Niezależnie jednak od listy ryzyk, „zaawansowywanie” metod oceny ryzyka związane jest z rozbudowywaniem jego modelu (np. zagłębianiem jego struktury). Chodzi o potrzebę zejścia do poziomu, na którym możliwe jest dokonanie wiarygodnej oceny cząstkowego zjawiska – obiektywnej, opartej na istotnych faktach i użytecznej dla stosowanej metody oceny ryzyka. Rodzi to konieczność „złożenia” tak dokonanych ocen (ryzyk) zgodnie z charakterem (mechanizmem) ocenianego obiektu (np. procesu). Bogactwo tych mechanizmów wykracza stanowczo poza przedstawioną na przykładzie banków koncepcję sumowania iloczynów poszczególnych ocen.

Zarządzanie ryzykiem opierające się na faktycznych wartościach i mechanizmach ryzyka w obiektach (procesach) oraz w złożonych z nich obszarach może być istotnie wspomagane przez stosowane w audycie narzędzia:

  • „ścieżki audytu” dla
    • identyfikowania ryzyka (tzn. także jego źródeł, miejsc występowania, kontroli i pomiaru)
    • odkrywania logiki związków pomiędzy elementami (procesów) istotnymi z punktu widzenia ryzyka dla skonstruowania schematu agregacji ocen ryzyka
  • badania statystyczne (oparte o reguły wnioskowania statystycznego) dla
    • oceny prawdopodobieństwa wystąpienia zdarzeń istotnych z punktu widzenia ryzyka
    • dostarczenia mechanizmów do zaawansowanych metod oceny ryzyka
  • metody analityczne dla
    • wyznaczania obszarów (potencjalnych) występowania ryzyka określonej wielkości
    • wykrywania trendów i zależności zjawisk istotnych dla ryzyka

Istotnym powodem zastosowania metod i rezultatów audytu i kontroli w poszczególnych elementach składowych zarządzania ryzykiem może być  fakt, że audyt i kontrola mogą dostarczać informacji o zjawiskach (zagrożeniach), które nie zrealizowały się (jeszcze) w postaci strat (straty nieoczekiwane i/lub katastrofalne) lub z innych względów nie znalazły się w rejestrach gromadzących informacje o stratach. Poszczególne wyniki kontroli i testów audytowych mogą stanowić także istotne wsparcie danymi liczbowymi metod z grupy testów warunków skrajnych/analiz scenariuszowych.

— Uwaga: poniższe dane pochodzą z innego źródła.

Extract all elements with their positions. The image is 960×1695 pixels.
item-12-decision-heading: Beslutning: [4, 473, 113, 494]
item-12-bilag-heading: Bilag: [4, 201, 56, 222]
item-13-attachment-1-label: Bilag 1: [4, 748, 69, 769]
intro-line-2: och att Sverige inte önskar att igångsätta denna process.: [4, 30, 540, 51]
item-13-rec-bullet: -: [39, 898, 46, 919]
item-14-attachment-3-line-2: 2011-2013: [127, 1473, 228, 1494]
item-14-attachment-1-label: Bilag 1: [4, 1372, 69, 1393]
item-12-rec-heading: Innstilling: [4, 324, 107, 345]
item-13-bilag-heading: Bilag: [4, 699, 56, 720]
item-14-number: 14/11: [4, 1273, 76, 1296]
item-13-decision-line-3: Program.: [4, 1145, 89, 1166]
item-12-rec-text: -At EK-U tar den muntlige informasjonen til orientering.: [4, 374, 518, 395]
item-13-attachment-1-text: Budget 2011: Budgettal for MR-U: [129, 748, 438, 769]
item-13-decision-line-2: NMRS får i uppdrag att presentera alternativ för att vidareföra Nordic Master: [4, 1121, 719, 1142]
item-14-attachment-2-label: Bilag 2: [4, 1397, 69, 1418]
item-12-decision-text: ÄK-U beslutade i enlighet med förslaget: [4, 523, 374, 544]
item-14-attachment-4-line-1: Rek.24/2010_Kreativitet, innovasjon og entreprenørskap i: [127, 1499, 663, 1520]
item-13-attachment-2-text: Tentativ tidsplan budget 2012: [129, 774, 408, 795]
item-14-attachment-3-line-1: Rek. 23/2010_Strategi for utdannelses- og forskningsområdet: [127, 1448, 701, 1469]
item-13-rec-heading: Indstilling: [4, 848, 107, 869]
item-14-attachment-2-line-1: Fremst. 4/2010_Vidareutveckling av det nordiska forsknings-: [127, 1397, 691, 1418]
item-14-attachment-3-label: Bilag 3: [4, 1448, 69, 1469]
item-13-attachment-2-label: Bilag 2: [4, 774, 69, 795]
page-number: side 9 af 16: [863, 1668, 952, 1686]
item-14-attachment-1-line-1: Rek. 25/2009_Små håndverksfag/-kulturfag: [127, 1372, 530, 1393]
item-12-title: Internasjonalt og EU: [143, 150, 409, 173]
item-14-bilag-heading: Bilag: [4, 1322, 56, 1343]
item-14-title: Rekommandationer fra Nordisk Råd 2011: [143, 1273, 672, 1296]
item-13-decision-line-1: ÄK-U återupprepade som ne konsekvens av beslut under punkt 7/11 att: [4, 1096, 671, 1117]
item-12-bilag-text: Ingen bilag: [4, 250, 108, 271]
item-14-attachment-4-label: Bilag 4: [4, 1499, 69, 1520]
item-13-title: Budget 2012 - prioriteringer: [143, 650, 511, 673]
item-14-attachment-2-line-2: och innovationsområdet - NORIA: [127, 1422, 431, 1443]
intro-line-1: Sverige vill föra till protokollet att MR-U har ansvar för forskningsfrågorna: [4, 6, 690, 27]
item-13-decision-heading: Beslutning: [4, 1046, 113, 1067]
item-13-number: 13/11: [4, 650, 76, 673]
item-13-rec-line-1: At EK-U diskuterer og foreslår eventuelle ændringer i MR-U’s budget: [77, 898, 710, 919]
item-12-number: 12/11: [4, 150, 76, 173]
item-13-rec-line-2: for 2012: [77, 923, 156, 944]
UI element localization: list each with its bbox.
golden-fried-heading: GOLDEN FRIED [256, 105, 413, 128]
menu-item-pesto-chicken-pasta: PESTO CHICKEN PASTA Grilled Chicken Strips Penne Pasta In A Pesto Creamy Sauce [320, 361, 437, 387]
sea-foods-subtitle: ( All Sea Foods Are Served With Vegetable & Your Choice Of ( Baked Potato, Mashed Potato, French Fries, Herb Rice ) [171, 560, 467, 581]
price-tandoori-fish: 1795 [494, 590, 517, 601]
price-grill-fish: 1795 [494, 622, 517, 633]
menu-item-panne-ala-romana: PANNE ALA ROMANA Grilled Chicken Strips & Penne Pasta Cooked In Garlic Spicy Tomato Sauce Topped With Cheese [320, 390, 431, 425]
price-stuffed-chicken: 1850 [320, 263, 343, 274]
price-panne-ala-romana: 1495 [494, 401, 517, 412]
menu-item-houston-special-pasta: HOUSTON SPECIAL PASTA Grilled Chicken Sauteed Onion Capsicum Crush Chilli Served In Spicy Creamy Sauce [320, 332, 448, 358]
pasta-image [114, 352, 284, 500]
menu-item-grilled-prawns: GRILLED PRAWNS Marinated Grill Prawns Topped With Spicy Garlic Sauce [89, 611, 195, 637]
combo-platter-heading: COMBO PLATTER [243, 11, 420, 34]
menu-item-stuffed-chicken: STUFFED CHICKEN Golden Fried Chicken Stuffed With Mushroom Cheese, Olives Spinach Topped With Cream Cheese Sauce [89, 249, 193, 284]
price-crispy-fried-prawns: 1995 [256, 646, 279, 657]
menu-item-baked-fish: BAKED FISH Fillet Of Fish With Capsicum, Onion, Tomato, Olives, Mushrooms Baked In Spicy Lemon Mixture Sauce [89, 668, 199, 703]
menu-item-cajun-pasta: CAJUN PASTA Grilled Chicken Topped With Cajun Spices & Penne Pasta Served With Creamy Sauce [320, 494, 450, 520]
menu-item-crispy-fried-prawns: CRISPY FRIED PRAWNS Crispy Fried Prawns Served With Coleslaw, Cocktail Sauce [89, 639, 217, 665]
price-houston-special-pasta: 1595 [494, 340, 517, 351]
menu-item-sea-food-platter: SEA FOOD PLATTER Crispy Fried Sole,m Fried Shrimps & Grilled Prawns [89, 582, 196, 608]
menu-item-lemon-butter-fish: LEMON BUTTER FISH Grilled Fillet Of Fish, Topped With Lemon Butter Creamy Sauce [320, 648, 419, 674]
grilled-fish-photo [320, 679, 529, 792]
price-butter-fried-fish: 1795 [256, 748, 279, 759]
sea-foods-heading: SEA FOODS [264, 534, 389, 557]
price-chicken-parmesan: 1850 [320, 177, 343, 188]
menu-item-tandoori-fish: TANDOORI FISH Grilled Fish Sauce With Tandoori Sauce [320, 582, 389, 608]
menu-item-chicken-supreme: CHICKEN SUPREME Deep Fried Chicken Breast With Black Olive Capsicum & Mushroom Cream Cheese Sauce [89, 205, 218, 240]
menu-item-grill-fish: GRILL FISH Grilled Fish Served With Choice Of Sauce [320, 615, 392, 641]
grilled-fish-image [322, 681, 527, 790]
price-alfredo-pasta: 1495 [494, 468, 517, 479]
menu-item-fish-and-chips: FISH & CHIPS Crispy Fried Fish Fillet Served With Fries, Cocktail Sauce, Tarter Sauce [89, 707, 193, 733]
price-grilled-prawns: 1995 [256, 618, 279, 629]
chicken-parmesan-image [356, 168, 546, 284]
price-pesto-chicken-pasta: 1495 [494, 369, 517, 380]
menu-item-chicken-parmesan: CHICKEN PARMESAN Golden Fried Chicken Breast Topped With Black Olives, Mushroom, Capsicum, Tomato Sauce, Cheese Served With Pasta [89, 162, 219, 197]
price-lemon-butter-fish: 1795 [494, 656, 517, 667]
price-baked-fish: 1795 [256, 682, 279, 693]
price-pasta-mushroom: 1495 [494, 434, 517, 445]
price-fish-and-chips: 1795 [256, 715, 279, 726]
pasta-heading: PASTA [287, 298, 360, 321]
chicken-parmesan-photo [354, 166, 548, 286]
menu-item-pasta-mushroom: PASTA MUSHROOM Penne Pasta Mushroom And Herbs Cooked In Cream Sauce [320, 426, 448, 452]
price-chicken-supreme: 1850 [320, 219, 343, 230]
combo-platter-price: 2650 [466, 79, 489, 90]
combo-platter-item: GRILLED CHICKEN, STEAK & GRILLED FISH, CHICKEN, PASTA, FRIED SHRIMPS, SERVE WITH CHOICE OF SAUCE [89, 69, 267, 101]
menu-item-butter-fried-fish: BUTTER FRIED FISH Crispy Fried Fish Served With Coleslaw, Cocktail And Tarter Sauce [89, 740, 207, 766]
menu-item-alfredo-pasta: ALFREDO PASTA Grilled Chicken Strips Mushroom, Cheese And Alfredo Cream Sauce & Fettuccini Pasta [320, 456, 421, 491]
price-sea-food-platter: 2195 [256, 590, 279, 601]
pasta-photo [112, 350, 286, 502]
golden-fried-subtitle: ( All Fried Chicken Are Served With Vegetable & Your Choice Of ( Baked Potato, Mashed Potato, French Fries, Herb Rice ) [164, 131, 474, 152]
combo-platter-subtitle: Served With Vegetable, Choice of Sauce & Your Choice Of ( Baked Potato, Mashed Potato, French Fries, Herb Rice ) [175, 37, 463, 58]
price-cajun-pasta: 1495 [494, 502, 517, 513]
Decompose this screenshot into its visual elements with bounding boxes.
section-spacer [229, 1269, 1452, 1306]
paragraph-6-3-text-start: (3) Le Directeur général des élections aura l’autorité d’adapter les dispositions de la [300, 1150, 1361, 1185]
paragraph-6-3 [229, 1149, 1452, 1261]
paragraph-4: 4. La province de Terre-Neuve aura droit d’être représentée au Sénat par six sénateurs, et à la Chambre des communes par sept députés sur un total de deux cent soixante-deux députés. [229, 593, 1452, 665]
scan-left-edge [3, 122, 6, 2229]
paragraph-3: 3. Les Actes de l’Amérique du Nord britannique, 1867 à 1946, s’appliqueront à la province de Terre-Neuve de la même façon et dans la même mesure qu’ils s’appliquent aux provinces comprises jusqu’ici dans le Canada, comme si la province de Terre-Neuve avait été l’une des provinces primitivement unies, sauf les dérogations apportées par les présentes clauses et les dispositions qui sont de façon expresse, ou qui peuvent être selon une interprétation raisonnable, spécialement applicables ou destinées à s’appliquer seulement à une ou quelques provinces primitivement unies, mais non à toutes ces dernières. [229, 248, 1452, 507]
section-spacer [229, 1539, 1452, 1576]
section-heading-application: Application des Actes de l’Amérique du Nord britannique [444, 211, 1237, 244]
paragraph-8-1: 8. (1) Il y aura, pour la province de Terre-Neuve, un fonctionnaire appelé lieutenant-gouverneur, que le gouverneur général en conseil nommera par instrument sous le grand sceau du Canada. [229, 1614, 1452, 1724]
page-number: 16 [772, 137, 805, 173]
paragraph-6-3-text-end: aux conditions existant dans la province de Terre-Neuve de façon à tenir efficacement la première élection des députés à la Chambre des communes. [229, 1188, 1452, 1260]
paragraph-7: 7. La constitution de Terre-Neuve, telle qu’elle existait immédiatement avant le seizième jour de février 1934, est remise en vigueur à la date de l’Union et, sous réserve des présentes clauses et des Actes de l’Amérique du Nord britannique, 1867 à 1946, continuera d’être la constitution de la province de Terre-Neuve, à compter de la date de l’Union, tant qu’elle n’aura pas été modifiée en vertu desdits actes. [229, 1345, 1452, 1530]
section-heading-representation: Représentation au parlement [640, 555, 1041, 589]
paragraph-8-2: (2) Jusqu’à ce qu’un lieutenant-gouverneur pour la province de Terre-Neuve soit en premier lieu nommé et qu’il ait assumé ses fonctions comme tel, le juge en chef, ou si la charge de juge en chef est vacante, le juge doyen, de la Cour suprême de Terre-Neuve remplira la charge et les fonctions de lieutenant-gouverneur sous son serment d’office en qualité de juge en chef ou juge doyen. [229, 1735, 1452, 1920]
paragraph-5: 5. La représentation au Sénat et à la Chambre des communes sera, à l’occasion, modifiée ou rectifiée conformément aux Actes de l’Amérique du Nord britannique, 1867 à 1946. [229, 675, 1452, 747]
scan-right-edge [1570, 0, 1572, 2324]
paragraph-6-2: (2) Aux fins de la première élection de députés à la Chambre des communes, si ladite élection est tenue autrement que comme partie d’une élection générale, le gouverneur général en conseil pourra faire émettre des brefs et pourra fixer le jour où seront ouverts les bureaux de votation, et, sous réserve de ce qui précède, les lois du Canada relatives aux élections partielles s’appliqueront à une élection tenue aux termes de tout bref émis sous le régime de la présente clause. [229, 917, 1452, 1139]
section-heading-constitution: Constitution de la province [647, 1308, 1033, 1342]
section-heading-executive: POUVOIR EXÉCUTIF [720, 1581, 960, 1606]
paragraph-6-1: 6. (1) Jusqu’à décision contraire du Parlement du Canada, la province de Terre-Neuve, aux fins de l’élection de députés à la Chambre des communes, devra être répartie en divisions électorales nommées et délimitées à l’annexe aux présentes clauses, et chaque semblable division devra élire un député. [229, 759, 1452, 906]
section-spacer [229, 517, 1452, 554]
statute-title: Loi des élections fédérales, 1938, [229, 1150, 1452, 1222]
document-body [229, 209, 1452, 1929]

Problem zgodności pojęć oraz obiektywizmu i porównywalności ocen ryzyka używanych i uzyskiwanych w audycie wewnętrznym i zarządzaniu ryzykiem stanie się prędzej czy później niezwykle istotny, bo ryzyko jest zjawiskiem obiektywnym i ma przykry zwyczaj realizowania się wartościach bezwzględnych.